O que sugiro para cada um é pensar: E se o FGTS continuasse sendo cobrado ao empregador, continuasse indo para uma conta especial mas essa conta fosse de livre acesso e uso do trabalhador? E, tal como hoje, os 8% mensal continuariam sendo acumulados e sob mesmo rendimento atual do FGTS, mas apenas para efeitos de cálculo de rescisão? O dinheiro do FGTS já é do trabalhador, nunca será tomado dele e já sai mesmo das mãos do empregador. Esse novo desenho só afetaria um ente: O Governo, essa estrutura imensa, atrofiada e incompetente. Ou você acha que o Governo é melhor para administrar o seu dinheiro do que você mesmo?

Admito que o que proponho soa radical e teria muitos impactos imediatos. Então vamos lá, que tal um meio-termo: Crie-se um novo FGTS em que metade do “Fundo” estaria na conta do Governo bloqueada e a outra metade disponível para os trabalhadores. O cálculo para fins rescisórios seria o mesmo. As regras para sacar o dinheiro confiscado pelo Governo seria o mesmo. Apenas teríamos o efeito imediato de ver o rendimento dos trabalhadores crescer de imediato. E que tal estimularmos o debate e decisão de todos os brasileiros deixando como padrão o FGTS  do jeito que está hoje, sendo 100% confiscado e administrado pelo Governo, cabendo àqueles que se sentirem maduros, responsáveis e conscientes o bastante para lidarem com um crescimento de renda mensal de 4% (metade do FGTS), optarem pelo direito de usarem mensalmente o dinheiro que já é deles?

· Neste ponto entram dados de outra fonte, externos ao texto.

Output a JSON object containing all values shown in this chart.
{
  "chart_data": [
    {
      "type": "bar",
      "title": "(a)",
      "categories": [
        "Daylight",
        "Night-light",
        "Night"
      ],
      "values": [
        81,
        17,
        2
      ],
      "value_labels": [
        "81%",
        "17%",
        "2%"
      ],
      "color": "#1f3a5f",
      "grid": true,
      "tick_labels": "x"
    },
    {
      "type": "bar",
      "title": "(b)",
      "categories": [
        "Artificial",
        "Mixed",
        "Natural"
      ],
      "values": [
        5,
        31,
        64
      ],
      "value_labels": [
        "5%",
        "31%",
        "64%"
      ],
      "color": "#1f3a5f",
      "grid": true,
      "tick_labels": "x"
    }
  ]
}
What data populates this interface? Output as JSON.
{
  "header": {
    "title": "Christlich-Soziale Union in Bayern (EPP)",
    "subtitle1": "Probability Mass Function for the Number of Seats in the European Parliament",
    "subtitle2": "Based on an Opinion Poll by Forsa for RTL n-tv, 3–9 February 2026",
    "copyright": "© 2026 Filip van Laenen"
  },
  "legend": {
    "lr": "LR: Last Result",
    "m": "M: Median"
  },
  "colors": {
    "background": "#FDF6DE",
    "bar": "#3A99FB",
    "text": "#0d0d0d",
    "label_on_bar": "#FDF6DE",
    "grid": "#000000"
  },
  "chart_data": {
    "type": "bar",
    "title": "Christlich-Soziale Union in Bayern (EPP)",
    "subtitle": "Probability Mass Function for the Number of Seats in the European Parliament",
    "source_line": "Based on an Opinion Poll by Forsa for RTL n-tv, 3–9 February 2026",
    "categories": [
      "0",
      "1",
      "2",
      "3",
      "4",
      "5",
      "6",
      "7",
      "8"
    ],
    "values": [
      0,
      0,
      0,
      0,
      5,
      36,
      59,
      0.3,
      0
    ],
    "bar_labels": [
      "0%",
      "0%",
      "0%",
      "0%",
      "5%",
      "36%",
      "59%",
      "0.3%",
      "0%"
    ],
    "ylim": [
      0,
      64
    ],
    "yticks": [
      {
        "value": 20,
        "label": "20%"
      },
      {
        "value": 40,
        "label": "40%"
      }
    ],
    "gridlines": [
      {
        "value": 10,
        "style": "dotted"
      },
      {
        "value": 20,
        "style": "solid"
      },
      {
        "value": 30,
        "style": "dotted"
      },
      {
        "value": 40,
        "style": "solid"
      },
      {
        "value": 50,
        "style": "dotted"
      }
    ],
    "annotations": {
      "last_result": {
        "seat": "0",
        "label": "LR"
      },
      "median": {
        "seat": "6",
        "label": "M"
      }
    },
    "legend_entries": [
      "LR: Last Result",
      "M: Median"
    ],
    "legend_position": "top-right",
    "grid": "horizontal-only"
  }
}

O mundo muda, quase tudo muda, pessoas e idéias evoluem, transformam-se, adaptam-se ou tornam-se obsoletas. Acho curioso ver a esquerda brasileira como guardiã da obra de um dos maiores pensadores e cronistas liberais brasileiros, respeito essa admiração um tanto fora-de-lugar. É para retribuir a gentileza que serei utópico: Tenho certeza que minha ideia será adotada e que, neste dia, nos uniremos todos reconhecendo tanto os grandes princípios de Roberto Campos quanto suas ações corretivas necessárias.